Wobei allerdings der Aufbau des Artikels nicht ganz nachvollziehbar ist – warum die Parkinson-Erkrankung zunächst allgemein erklärt wird und dann erst der Anlass für die Berichterstattung folgt. Auch fällt die Sprache teilweise etwas flapsig aus, etwa hier: „Die Nerven an sich sind in Ordnung“, viele der Sätze sind sehr kurz. Insgesamt werten aber noch knapp „ERFÜLLT“.
14. Der Beitrag ist für ein Laienpublikum verständlich (VERSTÄNDLICHKEIT).
Sowohl das Krankheitsbild als auch die Fallgeschichte werden gut verständlich dargestellt. Es gelingt dem Beitrag, auch komplexe wissenschaftliche Zusammenhänge nachvollziehbar zu machen: „Das Gangbild ist etwas sehr Individuelles, und auch die Störungen beim Laufen durch die Parkinson-Erkrankung können sehr unterschiedlich aussehen. Deshalb wurden Sensoren an Marcs Bein befestigt, die seine Art zu laufen analysieren und diese Informationen an die Impulsgeber im Rücken weitergeben. So erhielt zum Beispiel bei Marc das eine Bein ein zu schwaches Signal vom Gehirn.
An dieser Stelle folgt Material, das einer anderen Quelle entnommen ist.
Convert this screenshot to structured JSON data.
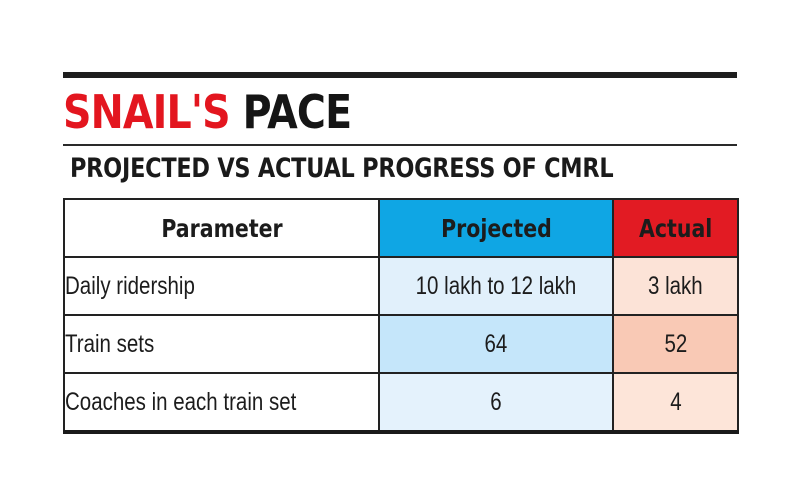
{
  "headline": {
    "red_part": "SNAIL'S",
    "black_part": "PACE"
  },
  "subheadline": "PROJECTED VS ACTUAL PROGRESS OF CMRL",
  "colors": {
    "headline_red": "#e3161f",
    "projected_header": "#0fa6e4",
    "actual_header": "#e21b23",
    "projected_cell_light": "#e1f0fb",
    "projected_cell_dark": "#c5e6fa",
    "actual_cell_light": "#fce3d7",
    "actual_cell_dark": "#f9c9b5"
  },
  "table": {
    "headers": [
      "Parameter",
      "Projected",
      "Actual"
    ],
    "rows": [
      {
        "parameter": "Daily ridership",
        "projected": "10 lakh to 12 lakh",
        "actual": "3 lakh"
      },
      {
        "parameter": "Train sets",
        "projected": "64",
        "actual": "52"
      },
      {
        "parameter": "Coaches in each train set",
        "projected": "6",
        "actual": "4"
      }
    ]
  }
}
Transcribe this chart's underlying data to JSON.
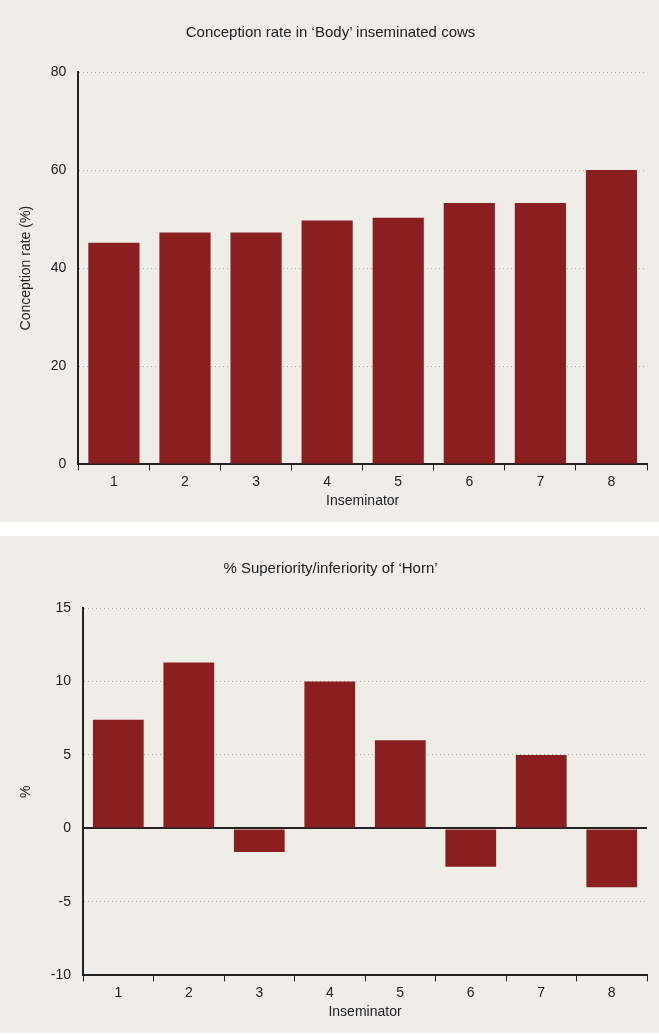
{
  "chart_data": [
    {
      "type": "bar",
      "title": "Conception rate in ‘Body’ inseminated cows",
      "xlabel": "Inseminator",
      "ylabel": "Conception rate (%)",
      "categories": [
        "1",
        "2",
        "3",
        "4",
        "5",
        "6",
        "7",
        "8"
      ],
      "values": [
        45.2,
        47.3,
        47.3,
        49.7,
        50.3,
        53.3,
        53.3,
        60
      ],
      "color": "#8b1f1f",
      "ylim": [
        0,
        80
      ],
      "yticks": [
        0,
        20,
        40,
        60,
        80
      ],
      "grid": "y",
      "legend": false
    },
    {
      "type": "bar",
      "title": "% Superiority/inferiority of ‘Horn’",
      "xlabel": "Inseminator",
      "ylabel": "%",
      "categories": [
        "1",
        "2",
        "3",
        "4",
        "5",
        "6",
        "7",
        "8"
      ],
      "values": [
        7.4,
        11.3,
        -1.6,
        10,
        6,
        -2.6,
        5,
        -4
      ],
      "color": "#8b1f1f",
      "ylim": [
        -10,
        15
      ],
      "yticks": [
        -10,
        -5,
        0,
        5,
        10,
        15
      ],
      "grid": "y",
      "legend": false
    }
  ]
}
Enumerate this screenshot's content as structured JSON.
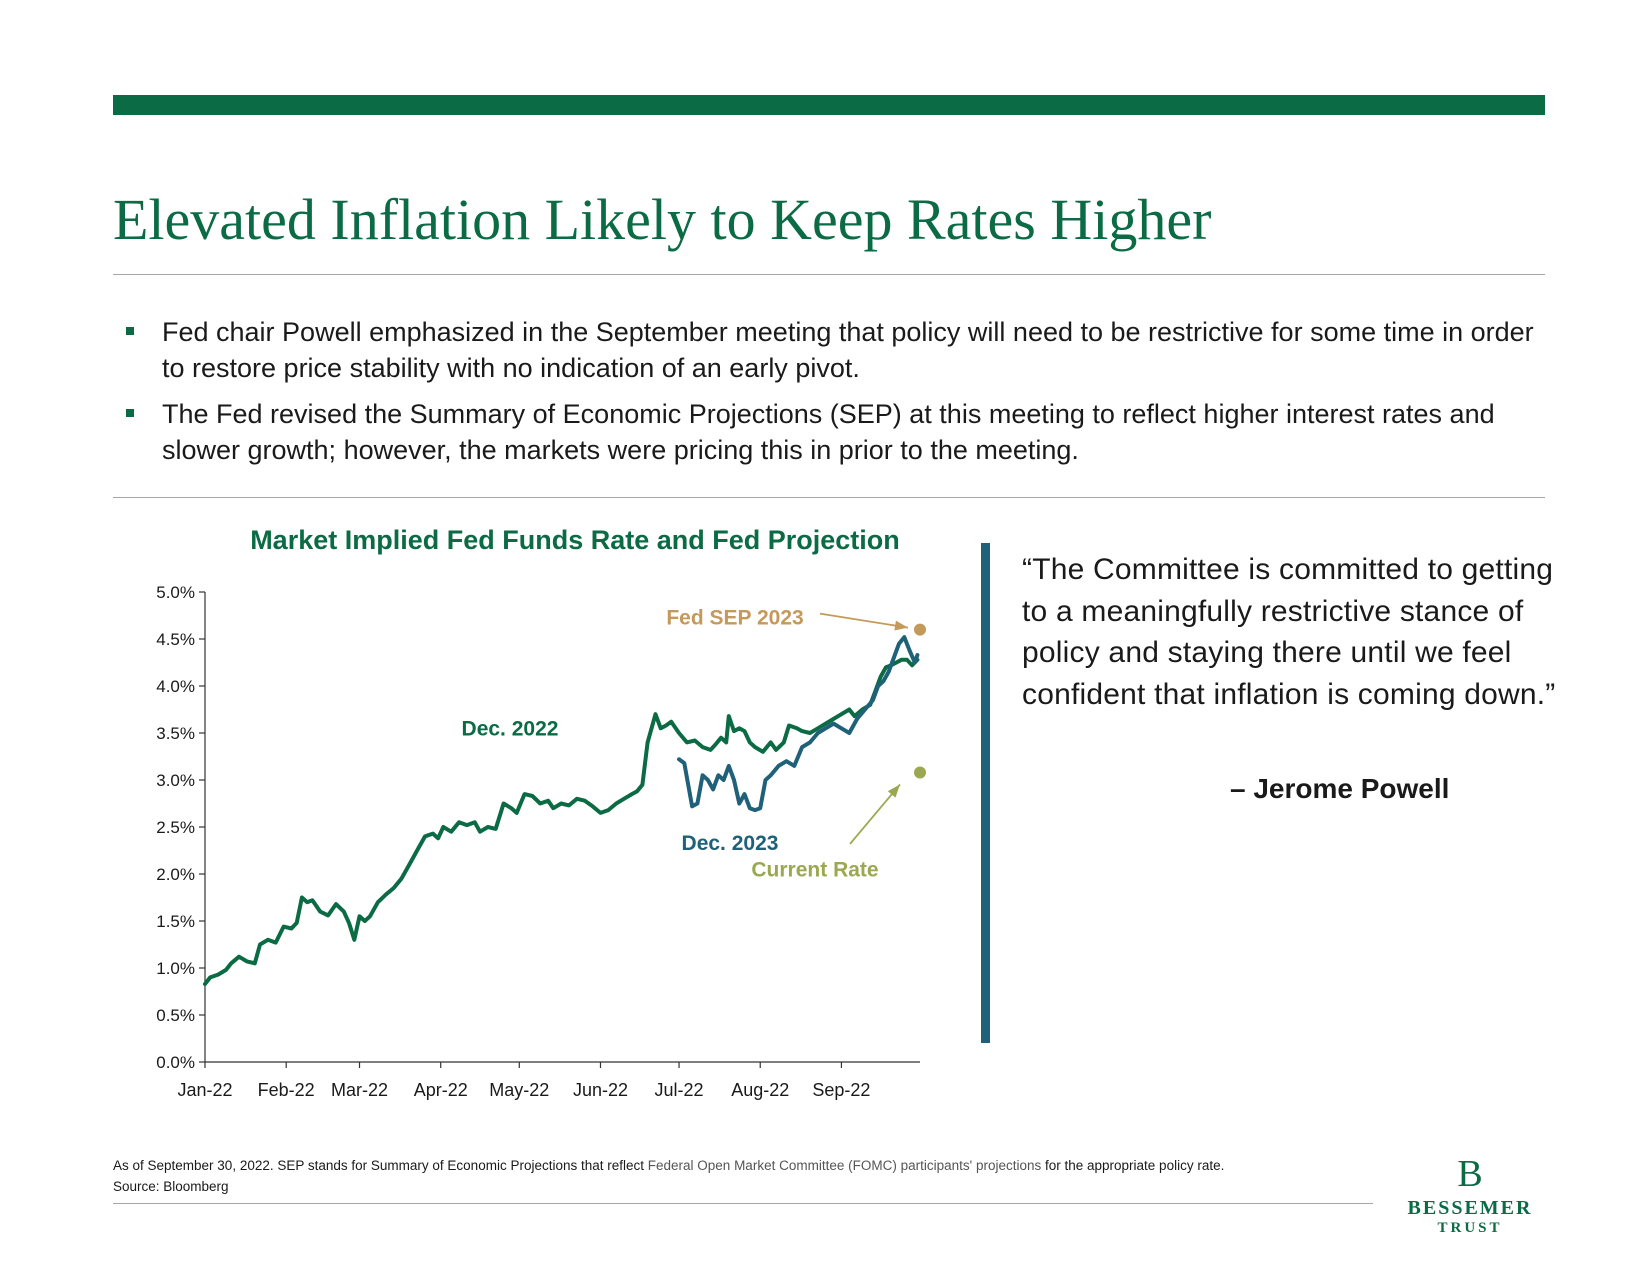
{
  "title": "Elevated Inflation Likely to Keep Rates Higher",
  "bullets": [
    "Fed chair Powell emphasized in the September meeting that policy will need to be restrictive for some time in order to restore price stability with no indication of an early pivot.",
    "The Fed revised the Summary of Economic Projections (SEP) at this meeting to reflect higher interest rates and slower growth; however, the markets were pricing this in prior to the meeting."
  ],
  "quote": {
    "text": "“The Committee is committed to getting to a meaningfully restrictive stance of policy and staying there until we feel confident that inflation is coming down.”",
    "author": "– Jerome Powell"
  },
  "footnote": {
    "line1_pre": "As of September 30, 2022. SEP stands for Summary of Economic Projections that reflect ",
    "line1_link": "Federal Open Market Committee (FOMC) participants' projections",
    "line1_post": " for the appropriate policy rate.",
    "line2": "Source: Bloomberg"
  },
  "logo": {
    "line1": "BESSEMER",
    "line2": "TRUST",
    "mark": "B"
  },
  "colors": {
    "green": "#0b6b45",
    "teal": "#1f6178",
    "gold": "#c49a5c",
    "olive": "#9ba84f"
  },
  "chart_data": {
    "type": "line",
    "title": "Market Implied Fed Funds Rate and Fed Projection",
    "ylim": [
      0,
      5
    ],
    "yticks": [
      "0.0%",
      "0.5%",
      "1.0%",
      "1.5%",
      "2.0%",
      "2.5%",
      "3.0%",
      "3.5%",
      "4.0%",
      "4.5%",
      "5.0%"
    ],
    "xticks": [
      "Jan-22",
      "Feb-22",
      "Mar-22",
      "Apr-22",
      "May-22",
      "Jun-22",
      "Jul-22",
      "Aug-22",
      "Sep-22"
    ],
    "series": [
      {
        "name": "Dec. 2022",
        "color": "#0b6b45",
        "points": [
          [
            "2022-01-01",
            0.83
          ],
          [
            "2022-01-03",
            0.9
          ],
          [
            "2022-01-06",
            0.93
          ],
          [
            "2022-01-09",
            0.98
          ],
          [
            "2022-01-11",
            1.05
          ],
          [
            "2022-01-14",
            1.12
          ],
          [
            "2022-01-17",
            1.07
          ],
          [
            "2022-01-20",
            1.05
          ],
          [
            "2022-01-22",
            1.25
          ],
          [
            "2022-01-25",
            1.3
          ],
          [
            "2022-01-28",
            1.27
          ],
          [
            "2022-01-31",
            1.44
          ],
          [
            "2022-02-03",
            1.42
          ],
          [
            "2022-02-05",
            1.48
          ],
          [
            "2022-02-07",
            1.75
          ],
          [
            "2022-02-09",
            1.7
          ],
          [
            "2022-02-11",
            1.72
          ],
          [
            "2022-02-14",
            1.6
          ],
          [
            "2022-02-17",
            1.56
          ],
          [
            "2022-02-20",
            1.68
          ],
          [
            "2022-02-23",
            1.6
          ],
          [
            "2022-02-25",
            1.48
          ],
          [
            "2022-02-27",
            1.3
          ],
          [
            "2022-03-01",
            1.55
          ],
          [
            "2022-03-03",
            1.5
          ],
          [
            "2022-03-05",
            1.55
          ],
          [
            "2022-03-08",
            1.7
          ],
          [
            "2022-03-11",
            1.78
          ],
          [
            "2022-03-14",
            1.85
          ],
          [
            "2022-03-17",
            1.95
          ],
          [
            "2022-03-20",
            2.1
          ],
          [
            "2022-03-23",
            2.25
          ],
          [
            "2022-03-26",
            2.4
          ],
          [
            "2022-03-29",
            2.43
          ],
          [
            "2022-03-31",
            2.38
          ],
          [
            "2022-04-02",
            2.5
          ],
          [
            "2022-04-05",
            2.45
          ],
          [
            "2022-04-08",
            2.55
          ],
          [
            "2022-04-11",
            2.52
          ],
          [
            "2022-04-14",
            2.55
          ],
          [
            "2022-04-16",
            2.45
          ],
          [
            "2022-04-19",
            2.5
          ],
          [
            "2022-04-22",
            2.48
          ],
          [
            "2022-04-25",
            2.75
          ],
          [
            "2022-04-28",
            2.7
          ],
          [
            "2022-04-30",
            2.65
          ],
          [
            "2022-05-03",
            2.85
          ],
          [
            "2022-05-06",
            2.83
          ],
          [
            "2022-05-09",
            2.75
          ],
          [
            "2022-05-12",
            2.78
          ],
          [
            "2022-05-14",
            2.7
          ],
          [
            "2022-05-17",
            2.75
          ],
          [
            "2022-05-20",
            2.73
          ],
          [
            "2022-05-23",
            2.8
          ],
          [
            "2022-05-26",
            2.78
          ],
          [
            "2022-05-29",
            2.72
          ],
          [
            "2022-06-01",
            2.65
          ],
          [
            "2022-06-04",
            2.68
          ],
          [
            "2022-06-07",
            2.75
          ],
          [
            "2022-06-10",
            2.8
          ],
          [
            "2022-06-13",
            2.85
          ],
          [
            "2022-06-15",
            2.88
          ],
          [
            "2022-06-17",
            2.95
          ],
          [
            "2022-06-19",
            3.4
          ],
          [
            "2022-06-22",
            3.7
          ],
          [
            "2022-06-24",
            3.55
          ],
          [
            "2022-06-26",
            3.58
          ],
          [
            "2022-06-28",
            3.62
          ],
          [
            "2022-07-01",
            3.5
          ],
          [
            "2022-07-04",
            3.4
          ],
          [
            "2022-07-07",
            3.42
          ],
          [
            "2022-07-10",
            3.35
          ],
          [
            "2022-07-13",
            3.32
          ],
          [
            "2022-07-15",
            3.38
          ],
          [
            "2022-07-17",
            3.45
          ],
          [
            "2022-07-19",
            3.4
          ],
          [
            "2022-07-20",
            3.68
          ],
          [
            "2022-07-22",
            3.52
          ],
          [
            "2022-07-24",
            3.55
          ],
          [
            "2022-07-26",
            3.52
          ],
          [
            "2022-07-28",
            3.4
          ],
          [
            "2022-07-30",
            3.35
          ],
          [
            "2022-08-02",
            3.3
          ],
          [
            "2022-08-05",
            3.4
          ],
          [
            "2022-08-07",
            3.32
          ],
          [
            "2022-08-10",
            3.4
          ],
          [
            "2022-08-12",
            3.58
          ],
          [
            "2022-08-15",
            3.55
          ],
          [
            "2022-08-17",
            3.52
          ],
          [
            "2022-08-20",
            3.5
          ],
          [
            "2022-08-23",
            3.55
          ],
          [
            "2022-08-26",
            3.6
          ],
          [
            "2022-08-29",
            3.65
          ],
          [
            "2022-09-01",
            3.7
          ],
          [
            "2022-09-04",
            3.75
          ],
          [
            "2022-09-06",
            3.68
          ],
          [
            "2022-09-09",
            3.75
          ],
          [
            "2022-09-12",
            3.8
          ],
          [
            "2022-09-14",
            3.95
          ],
          [
            "2022-09-16",
            4.1
          ],
          [
            "2022-09-18",
            4.2
          ],
          [
            "2022-09-20",
            4.22
          ],
          [
            "2022-09-22",
            4.25
          ],
          [
            "2022-09-24",
            4.28
          ],
          [
            "2022-09-26",
            4.28
          ],
          [
            "2022-09-28",
            4.22
          ],
          [
            "2022-09-30",
            4.28
          ]
        ]
      },
      {
        "name": "Dec. 2023",
        "color": "#1f6178",
        "points": [
          [
            "2022-07-01",
            3.22
          ],
          [
            "2022-07-03",
            3.18
          ],
          [
            "2022-07-06",
            2.72
          ],
          [
            "2022-07-08",
            2.75
          ],
          [
            "2022-07-10",
            3.05
          ],
          [
            "2022-07-12",
            3.0
          ],
          [
            "2022-07-14",
            2.9
          ],
          [
            "2022-07-16",
            3.05
          ],
          [
            "2022-07-18",
            3.0
          ],
          [
            "2022-07-20",
            3.15
          ],
          [
            "2022-07-22",
            3.0
          ],
          [
            "2022-07-24",
            2.75
          ],
          [
            "2022-07-26",
            2.85
          ],
          [
            "2022-07-28",
            2.7
          ],
          [
            "2022-07-30",
            2.68
          ],
          [
            "2022-08-01",
            2.7
          ],
          [
            "2022-08-03",
            3.0
          ],
          [
            "2022-08-05",
            3.05
          ],
          [
            "2022-08-08",
            3.15
          ],
          [
            "2022-08-11",
            3.2
          ],
          [
            "2022-08-14",
            3.15
          ],
          [
            "2022-08-17",
            3.35
          ],
          [
            "2022-08-20",
            3.4
          ],
          [
            "2022-08-23",
            3.5
          ],
          [
            "2022-08-26",
            3.55
          ],
          [
            "2022-08-29",
            3.6
          ],
          [
            "2022-09-01",
            3.55
          ],
          [
            "2022-09-04",
            3.5
          ],
          [
            "2022-09-07",
            3.65
          ],
          [
            "2022-09-10",
            3.75
          ],
          [
            "2022-09-13",
            3.85
          ],
          [
            "2022-09-15",
            4.0
          ],
          [
            "2022-09-17",
            4.05
          ],
          [
            "2022-09-19",
            4.15
          ],
          [
            "2022-09-21",
            4.3
          ],
          [
            "2022-09-23",
            4.45
          ],
          [
            "2022-09-25",
            4.52
          ],
          [
            "2022-09-27",
            4.38
          ],
          [
            "2022-09-29",
            4.25
          ],
          [
            "2022-09-30",
            4.33
          ]
        ]
      }
    ],
    "markers": [
      {
        "name": "Fed SEP 2023",
        "value": 4.6,
        "color": "#c49a5c"
      },
      {
        "name": "Current Rate",
        "value": 3.08,
        "color": "#9ba84f"
      }
    ],
    "annotations": [
      {
        "text": "Dec. 2022",
        "color": "#0b6b45"
      },
      {
        "text": "Dec. 2023",
        "color": "#1f6178"
      },
      {
        "text": "Fed SEP 2023",
        "color": "#c49a5c"
      },
      {
        "text": "Current Rate",
        "color": "#9ba84f"
      }
    ]
  }
}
Das wurde ausgeglichen.“ An einer Stelle wird das Wort „asynchron“ erwähnt, das womöglich nicht jedem geläufig ist. Doch insgesamt ist der Artikel auch für Laien gut verständlich.
15. Das THEMA ist aktuell, relevant oder ungewöhnlich. (THEMENAUSWAHL).
Das Thema ist relevant, da es an Behandlungsmöglichkeiten bei einer fortgeschrittenen Parkinson-Erkrankung mangelt, einem häufigen neurologischen Leiden. Zudem ist das Thema originell und aktuell, da in einer kurz zuvor erschienenen Fachpublikation über diese neue, ungewöhnliche Behandlungsmethode berichtet wird – und über den sehr positiven Ausgang für den Patienten.